BALTIMORE — On May 12th, police answered a call for a suspicious bag found in a shopping cart next to a dumpster at the Clarks Lane Garden Apartments in Northwest Baltimore.
“They happened to look over and they said they seen a cart sitting there with body parts in it,” a resident, Kevin Hueitt, told us at the time.
A torso of a body missing its hands, legs and head.
Police released the image of a tattoo that one of Dominique Foster’s children living in the Carolina's recognized, which led to her identification.
Surveillance video and other evidence pointed to her father, 66-year-old Lawrence Banks, as the killer.
The two had been living together at the nearby Bristol House Apartments in what investigators discovered had been a sexual relationship.
"Living in fear for all this time, we need to make sure that her funeral is not a dumpster," a woman told friends and family members at a vigil for Foster where emotions ran high.
"I don't care what kind of life she was living,” another woman told those who had gathered, “She still was a human being."
Police picked up Banks on gun charges, but Foster’s death brought back decades-old memories of him killing her brother as well.
“It’s too much. It’s too much, and he discarded her like trash and she was beautiful,” said Arlene Lawson, one of Foster’s high school friends, “Her brother was beautiful. They were so sweet.

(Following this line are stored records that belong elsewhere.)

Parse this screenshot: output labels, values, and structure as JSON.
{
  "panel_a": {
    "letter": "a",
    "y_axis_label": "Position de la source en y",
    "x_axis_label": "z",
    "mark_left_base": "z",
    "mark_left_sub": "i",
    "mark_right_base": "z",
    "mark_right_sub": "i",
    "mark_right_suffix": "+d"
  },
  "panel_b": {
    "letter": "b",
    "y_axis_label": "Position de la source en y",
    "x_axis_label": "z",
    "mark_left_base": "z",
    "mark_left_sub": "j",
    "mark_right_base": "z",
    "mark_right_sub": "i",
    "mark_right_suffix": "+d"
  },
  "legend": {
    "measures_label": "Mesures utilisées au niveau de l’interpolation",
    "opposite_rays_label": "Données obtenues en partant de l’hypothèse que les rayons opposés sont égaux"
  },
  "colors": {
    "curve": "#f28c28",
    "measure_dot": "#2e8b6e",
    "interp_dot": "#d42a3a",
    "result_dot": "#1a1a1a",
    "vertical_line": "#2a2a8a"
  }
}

That’s what I remember.”
The family had long suspected Banks of killing their mother as well, although police never found enough evidence to charge him in her death.
This week’s charges may finally end a long history of fear, abuse and even death tied to the family’s patriarch.
“That monster has to stay where he is... in jail,” said Lawson.
Dominique Foster left behind six children and a host of other extended family members who still live in and around Baltimore.